Тимофей Олегович часто вспоминал молодую женщину, с которой познакомился в прошлый приезд, — Киру Новохатову. Пожалуй, слишком часто и радужно вспоминал. В тиши и просторе своего одиночества он как бы воссоздал ее облик заново, примешав к нему многие воображаемые черты, желанные ему, но ведь такое случалось с ним не впервые. И он отлично помнил, чем обыкновенно кончалось подобное убогое, ребяческое мифотворчество. Оно кончалось крахом, хуже чем крахом, потому что крах все же подразумевает окончательность. Те былые портреты, написанные мазками воспаленного воображения, при очной ставке доставляли ему мизерное удовольствие, заквашенное на лютом самообмане, и это всегда оборачивалось муторным похмельем, от которого не вылечивало время. Те женщины, смеющиеся и отдающиеся ему или отвергающие его, своего творца, оставляли на сердце незаживающие шрамы.

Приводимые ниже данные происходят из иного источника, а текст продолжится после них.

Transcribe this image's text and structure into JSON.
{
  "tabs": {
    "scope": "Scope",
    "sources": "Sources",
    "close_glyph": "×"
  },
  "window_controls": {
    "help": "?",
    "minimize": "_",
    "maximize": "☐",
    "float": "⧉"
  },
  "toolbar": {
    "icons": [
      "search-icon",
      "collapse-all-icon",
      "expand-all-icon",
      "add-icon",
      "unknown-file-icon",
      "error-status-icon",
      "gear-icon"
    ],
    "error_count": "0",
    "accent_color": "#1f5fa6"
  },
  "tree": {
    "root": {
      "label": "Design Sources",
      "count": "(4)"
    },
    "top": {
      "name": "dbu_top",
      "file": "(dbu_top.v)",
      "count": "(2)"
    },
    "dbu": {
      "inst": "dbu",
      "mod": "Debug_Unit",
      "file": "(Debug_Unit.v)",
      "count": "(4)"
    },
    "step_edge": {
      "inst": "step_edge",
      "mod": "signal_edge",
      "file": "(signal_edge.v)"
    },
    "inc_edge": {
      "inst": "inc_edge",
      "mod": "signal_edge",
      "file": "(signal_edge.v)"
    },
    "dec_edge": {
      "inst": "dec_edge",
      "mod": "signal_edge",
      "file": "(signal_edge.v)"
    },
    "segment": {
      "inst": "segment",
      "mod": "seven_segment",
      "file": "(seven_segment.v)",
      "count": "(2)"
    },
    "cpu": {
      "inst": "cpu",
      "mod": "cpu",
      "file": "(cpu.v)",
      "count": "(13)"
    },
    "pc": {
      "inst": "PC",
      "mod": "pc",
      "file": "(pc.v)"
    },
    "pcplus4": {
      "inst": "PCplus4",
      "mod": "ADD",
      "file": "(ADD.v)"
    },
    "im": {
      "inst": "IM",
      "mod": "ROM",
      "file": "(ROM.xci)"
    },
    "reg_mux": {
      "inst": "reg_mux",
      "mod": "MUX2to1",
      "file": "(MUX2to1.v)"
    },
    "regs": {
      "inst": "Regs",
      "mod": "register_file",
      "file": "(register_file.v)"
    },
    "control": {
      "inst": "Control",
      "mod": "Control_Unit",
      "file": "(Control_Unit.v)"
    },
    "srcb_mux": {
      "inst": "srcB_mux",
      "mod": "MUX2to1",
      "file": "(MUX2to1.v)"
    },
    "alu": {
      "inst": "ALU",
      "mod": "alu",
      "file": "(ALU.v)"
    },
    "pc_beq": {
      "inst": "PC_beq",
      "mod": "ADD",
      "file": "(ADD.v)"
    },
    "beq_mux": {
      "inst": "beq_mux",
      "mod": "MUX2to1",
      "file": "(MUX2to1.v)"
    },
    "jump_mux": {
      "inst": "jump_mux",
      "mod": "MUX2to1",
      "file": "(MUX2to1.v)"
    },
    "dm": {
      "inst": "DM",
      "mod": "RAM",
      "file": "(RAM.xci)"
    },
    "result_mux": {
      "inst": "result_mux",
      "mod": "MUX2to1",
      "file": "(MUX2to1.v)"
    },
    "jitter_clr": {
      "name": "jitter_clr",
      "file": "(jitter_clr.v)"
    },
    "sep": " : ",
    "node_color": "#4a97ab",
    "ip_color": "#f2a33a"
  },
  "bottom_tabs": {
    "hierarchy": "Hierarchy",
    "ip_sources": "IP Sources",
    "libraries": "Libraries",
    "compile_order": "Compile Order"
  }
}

Он вовсе не собирался звонить Кире, но знал, что непременно позвонит, хотя бы в последний вечер, когда уже купит билет на самолет.

Кременцов причесался у зеркала в ванной, начал было разбирать чемодан и все никак не мог решить: пойти ему ужинать или достаточно будет попить чайку с печеньем, которое он предусмотрительно захватил из дома. Потом, ничего не решив, подошел к телефону и набрал номер, звучавший в его памяти с такой силой, будто он звонил по нему ежедневно.

Кира сама сняла трубку, и он ей назвался и напомнил о себе. Она вроде бы не удивилась и даже обрадовалась, но сразу включиться в его настроение не сумела или не захотела, а потому, задорно поздравив его с приездом, умолкла.